On nous accuse de repousser une entente avec les autres partis démocratiques. Mais est-ce nous qui sommes à blâmer ?...

Avilov nous menace d’un échec dans nos efforts de paix si nous restons isolés. Je répète que je ne vois pas comment une coalition avec Skobélev ou même avec Térechtchenko pourrait nous aider à faire la paix. Avilov essaie de nous effrayer par la menace d’une paix faite à nos dépens. Je répond que, dans tous les cas, la Russie révolutionnaire sera inévitablement perdue si l’Europe continue à être gouvernée par la bourgeoisie impérialiste…

Il n’y a qu’une alternative : ou la révolution russe déclenchera un mouvement révolutionnaire en Europe, ou les puissances européennes écraseront la révolution russe ! »

Ce discours fut salué par d’immenses acclamations et par l’enthousiaste approbation de ces hommes, qui se sentaient les champions de l’humanité.

Mais dans l’autre camp aussi, la lutte s’organisait. Kaménev donna la parole à un délégué du Syndicat des cheminots, un homme trapu au rude visage empreint d’une implacable hostilité, dont les paroles tombèrent comme une bombe dans l’assemblée.
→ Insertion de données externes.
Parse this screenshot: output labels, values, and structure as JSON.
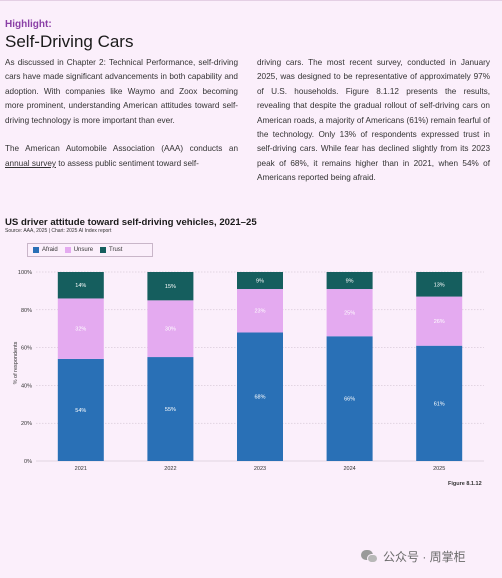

« - Au nom de l’organisation la plus puissante de Russie, je réclame le droit de parler, et je vous dis : Le Vikjel me charge de vous faire connaître la décision du Syndicat au sujet de la formation du gouvernement. Le Comité central refusera tout appui aux bolchéviks, s’ils persistent à s’isoler de l’ensemble de la démocratie russe ! (Grand tumulte dans toute la salle.)

En 1905 et pendant les journées Kornilov, les cheminots ont été les meilleurs défenseurs de la révolution. Pourtant vous ne nous avez pas invités à votre Congrès… »

- C’est l’ancien Tsik qui ne vous a pas invités !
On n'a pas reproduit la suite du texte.